- Born: 1887 Kuandian, Liaoning, Qing dynasty
- Died: 3 December 1946 Boli County, Hejiang Province, Republic of China
- Occupations: bandit, anti-Japanese general in Northeast China, lieutenant general in the National Revolutionary Army
- Military career
- Allegiance: Manchukuo China
- Rank: Lieutenant General
- Conflicts: Second Sino-Japanese War; Chinese Civil War;

= Xie Wendong =

Chinese general (1887–1946)

Xie Wendong (originally named Xie Wenhan; 1887 – 3 December 1946) a Manchu, was a general of the Northeast Anti-Japanese United Army and commander of its Eighth Army. He later surrendered to the Japanese. Following Japan's unconditional surrender, he was incorporated into the Nationalist government. He was executed on 3 December 1946 during the suppression of banditry in Northeast China.

== Biography ==
Xie Wendong was born in Yongdian Village, Kuandian County, Liaoning in 1887. He was originally a bandit in Northeast China. In 1925, due to a kidnapping incident, he moved his family to the Tulongshan area of ​​Yilan County, Heilongjiang, where he served as a leader of the local militia. After the Mukden incident, he became a member of General Li Du's Anti-Japanese Self-Defense Army. Later, he organized the Anti-Japanese People's Salvation Army, which became an important part of the Northeast Anti-Japanese Volunteer Army. In 1936, he joined the Northeast Anti-Japanese United Army. On 19 March 1939, he surrendered to Japan after running out of ammunition and food. He then joined the Manchukuo Imperial Army. Following the surrender of Japan, Xie Wendong joined the National Revolutionary Army and participated in the Chinese Civil War.
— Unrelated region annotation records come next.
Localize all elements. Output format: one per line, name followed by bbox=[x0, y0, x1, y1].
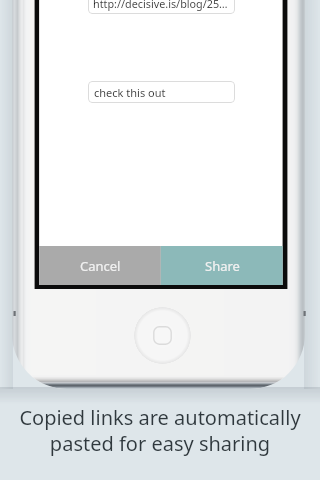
staticText: Copied links are automatically pasted fo… bbox=[19, 404, 301, 456]
button[interactable]: Share bbox=[161, 246, 283, 285]
staticText: http://decisive.is/blog/25… bbox=[93, 0, 228, 11]
button[interactable]: Cancel bbox=[39, 246, 161, 285]
button[interactable]: http://decisive.is/blog/25… bbox=[88, 0, 235, 14]
staticText: Cancel bbox=[80, 257, 121, 275]
button[interactable]: Home bbox=[134, 307, 191, 364]
button[interactable]: check this out bbox=[88, 81, 235, 103]
staticText: Share bbox=[205, 257, 240, 275]
staticText: check this out bbox=[94, 85, 166, 100]
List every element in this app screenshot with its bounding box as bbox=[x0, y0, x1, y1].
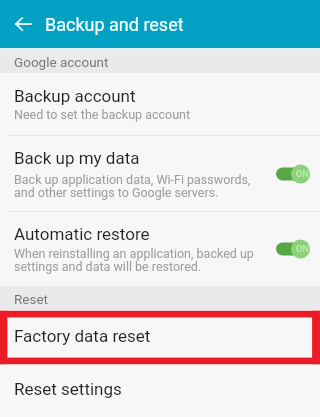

He served as the Lieutenant General Commander of the Second Army Group of the Hejiang Provincial Security Army. On 20 November 1946, Xie Wendong and his son were captured by the 359th Brigade of the Eighth Route Army. On November 21, Xie Wendong and his son were escorted to Yilan County. On 23 November Lin Biao sent a telegram to commend the capture operation. On 3 December a public trial was held in Boli County, and Xie Wendong was executed after the trial.